When Miloš Forman received the Oscar for Best Director for One Flew Over the Cuckoo’s Nest in 1976 his speech contained both wit and gratitude.
“When I want to think what possible reasons I am here now, I can find two. The first is that this year the Academy members recognise that I spent more time in a mental institution than the others… The second might be that, well, America is still a big, beautiful, hospitable and open country.”
Forman, who lost both of his parents in Nazi concentration camps, had a decade earlier been at the forefront of the Czechoslovak New Wave, creating such classics as Loves of a Blonde and Black Peter.
Leading contemporary Czech director Jan Hřebejk believes Forman’s The Firemen’s Ball is the greatest achievement in the entirety of Czech cinema – and says he was a unique artist.
“Of all the directors I know, I think he was the best at mixing tragedy and comedy. The films are extraordinarily entertaining.
"Whether it’s his Czech films or his most famous international ones, like Amadeus or Cuckoo’s Nest, they have lots of incredibly funny moments. But then they can also send a chill down your spine.”
Forman won his second Best Director Academy Award in 1985 for Amadeus and enjoyed success with several other titles, including The People vs. Larry Flint and Man on the Moon.
Though these were Hollywood productions, Hřebejk sees a through-line from the films Forman made prior to moving to the US from communist Czechoslovakia at the end of the 1960s.
“Perhaps his first films were seemingly more personal, or original. I think Taking Off, which I love and which I understand, is like an English-language Czech or European film.
"His later films – Cuckoo’s Nest, Ragtime, Hair and of course Amadeus – have a different narrative approach.

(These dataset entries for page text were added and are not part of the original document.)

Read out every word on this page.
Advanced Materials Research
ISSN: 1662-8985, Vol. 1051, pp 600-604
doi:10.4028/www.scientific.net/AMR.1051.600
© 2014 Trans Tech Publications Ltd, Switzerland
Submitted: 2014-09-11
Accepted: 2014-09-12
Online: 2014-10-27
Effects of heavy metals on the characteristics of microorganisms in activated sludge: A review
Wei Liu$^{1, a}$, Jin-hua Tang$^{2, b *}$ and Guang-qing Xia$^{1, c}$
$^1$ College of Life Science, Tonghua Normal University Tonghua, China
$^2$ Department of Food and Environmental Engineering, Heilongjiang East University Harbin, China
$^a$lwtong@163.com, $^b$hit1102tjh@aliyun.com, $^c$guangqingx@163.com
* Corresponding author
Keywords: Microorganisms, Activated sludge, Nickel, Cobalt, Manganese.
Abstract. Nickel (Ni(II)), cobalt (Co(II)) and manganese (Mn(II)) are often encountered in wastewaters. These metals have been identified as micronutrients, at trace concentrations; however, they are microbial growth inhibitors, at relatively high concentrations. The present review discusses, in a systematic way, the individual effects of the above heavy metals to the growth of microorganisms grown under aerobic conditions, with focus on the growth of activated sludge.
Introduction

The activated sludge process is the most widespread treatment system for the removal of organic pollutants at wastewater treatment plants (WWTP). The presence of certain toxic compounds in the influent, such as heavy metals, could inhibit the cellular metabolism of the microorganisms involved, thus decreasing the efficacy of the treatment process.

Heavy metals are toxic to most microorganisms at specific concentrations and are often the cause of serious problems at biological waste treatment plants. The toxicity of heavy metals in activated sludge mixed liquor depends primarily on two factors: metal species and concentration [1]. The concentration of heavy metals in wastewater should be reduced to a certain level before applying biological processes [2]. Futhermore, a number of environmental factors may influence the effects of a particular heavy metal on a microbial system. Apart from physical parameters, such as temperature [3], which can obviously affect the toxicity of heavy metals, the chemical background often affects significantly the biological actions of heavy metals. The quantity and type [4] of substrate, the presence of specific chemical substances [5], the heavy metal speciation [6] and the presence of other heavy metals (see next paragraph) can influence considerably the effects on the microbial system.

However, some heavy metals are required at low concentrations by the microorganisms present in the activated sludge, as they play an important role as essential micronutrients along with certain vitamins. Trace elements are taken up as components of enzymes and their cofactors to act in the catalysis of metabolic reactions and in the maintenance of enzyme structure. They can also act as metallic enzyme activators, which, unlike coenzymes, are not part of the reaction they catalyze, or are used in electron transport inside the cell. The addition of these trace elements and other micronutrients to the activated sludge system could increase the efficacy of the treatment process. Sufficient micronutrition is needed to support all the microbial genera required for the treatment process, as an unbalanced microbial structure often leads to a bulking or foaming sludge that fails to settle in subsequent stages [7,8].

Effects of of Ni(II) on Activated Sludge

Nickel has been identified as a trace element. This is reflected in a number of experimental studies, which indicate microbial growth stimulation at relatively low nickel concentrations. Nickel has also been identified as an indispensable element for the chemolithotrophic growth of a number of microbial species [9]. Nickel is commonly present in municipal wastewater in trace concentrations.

But the themes, his mastery as an artist, are the same.”
Veronika Bednářová, a journalist with the magazine Reflex, interviewed Forman several times, at his apartment overlooking New York’s Central Park and at his place in Connecticut.
Though the director was known as a raconteur, she says he also expressed great interest in people from all walks of life.
“He really liked people, which I know is something which is deeply rooted in the DNA of the United States – this kind of respect for freedom and for ordinary citizens.
"I think for him it was kind of a way to clean off all the traumas and Nazism and communism he had encountered in Europe.
"He kind of didn’t need any psychotherapy for that – he just felt good in the United States.
"That’s why it was an ideal place to live for him, and his Czech family eventually.”
Miloš Forman died in Connecticut at the age of 86 in April 2018.